Technically I’ve been doing voice over for commercials since I was eight years old. Not professionally of course.I didn’t even know what VO was let alone think it was something one could make a living at. I’m sure my mother still has the cassette tapes somewhere amongst my old belongings that has the audio of me and my cousin, Heidi, recording all sorts of different commercials.
We were doing radio shows and talking about… God knows what and we needed spot breaks, well… because that’s what real radio people did.
So we recorded our own commercials. Among the many, I remember one very vividly. It was Bud Light commercial during the days of the “Give me a Light” campaign. They say “Give me a light” and then they hand them a literal light. Well in our rendition we said “Give me a light” and then…the sound of the kitchen light clicking on it off. *click click click click
Not the greatest production value but I’ve dealt with similar budgets plenty of times.
I went to college for communications course mostly because I needed a degree that I can do nothing with. I ended up working part-time at a local radio station and spending every possible minute the production studio. I was fascinated with the sound effects processors with all the digital effects, the carts, the reel to reel machines… everything! So, because I spent so much time in the production studio I was asked to be a part of several commercials. This was an absolute dream.
My First Professional Commercial Voice Over!
I found my first commercial. I remember recording it very clearly. Jay Pauley the production director was at the helm, he plays the part of the judge. I was the squeaky voice defendant…otherwise known as “the guy who made us redo the spot 20 stinkin’ times”.
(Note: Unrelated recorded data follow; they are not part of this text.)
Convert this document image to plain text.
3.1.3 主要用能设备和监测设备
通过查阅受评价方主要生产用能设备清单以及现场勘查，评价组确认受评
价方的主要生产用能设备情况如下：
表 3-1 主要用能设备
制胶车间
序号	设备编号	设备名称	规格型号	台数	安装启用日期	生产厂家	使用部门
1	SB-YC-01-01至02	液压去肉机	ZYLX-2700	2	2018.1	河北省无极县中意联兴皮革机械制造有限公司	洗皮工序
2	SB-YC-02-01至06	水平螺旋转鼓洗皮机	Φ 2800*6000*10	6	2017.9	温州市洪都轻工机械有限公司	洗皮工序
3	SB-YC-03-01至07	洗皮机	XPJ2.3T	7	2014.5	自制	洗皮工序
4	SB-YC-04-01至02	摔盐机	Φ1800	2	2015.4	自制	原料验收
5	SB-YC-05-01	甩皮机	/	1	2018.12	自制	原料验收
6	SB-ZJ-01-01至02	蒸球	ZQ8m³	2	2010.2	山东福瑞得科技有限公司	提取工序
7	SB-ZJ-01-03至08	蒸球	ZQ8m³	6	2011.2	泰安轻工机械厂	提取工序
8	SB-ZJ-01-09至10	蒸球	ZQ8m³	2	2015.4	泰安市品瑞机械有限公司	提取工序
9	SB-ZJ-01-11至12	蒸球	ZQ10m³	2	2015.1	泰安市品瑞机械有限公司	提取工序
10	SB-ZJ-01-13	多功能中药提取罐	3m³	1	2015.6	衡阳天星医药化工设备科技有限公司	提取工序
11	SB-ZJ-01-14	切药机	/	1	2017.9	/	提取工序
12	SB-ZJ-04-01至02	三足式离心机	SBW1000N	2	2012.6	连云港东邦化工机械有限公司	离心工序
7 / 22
Here it is…pulled from a cassette tape, thus the incredible quality….
Old-School Radio Voice Over!
Old School Radio is what I call it when we have to do it in one take or we have to start over again. Not just the voice but the sound effects and music all in one take. The production director recorded everything he needed onto separate cards and, like conducting an orchestra, he read the script, hit the sound effects, faded the music in and out plus we had to get the perfect read on top of it.
It absolutely blew my mind and solidified my need to be in the recording studio whether that meant recording music, voice overs, producing commercials… I needed that red on-air light. I needed that rush of adrenaline once the stopwatch started rolling.
We do things differently now. You can do a lot more with less but you have the safety net of the digital punch-in. It’s nice to have but don’t want to use it as a crutch. My father told me every kid should learn to drive with a stick shift because they’ll appreciate an automatic that much more. I believe producers and voice overs should learn to create by dubbing music and sound effects on to multiple carts and firing them off with precise synchronization.
Then again, I’m typing this on an iPad in the middle of a cornfield. Maybe I will go with technology instead.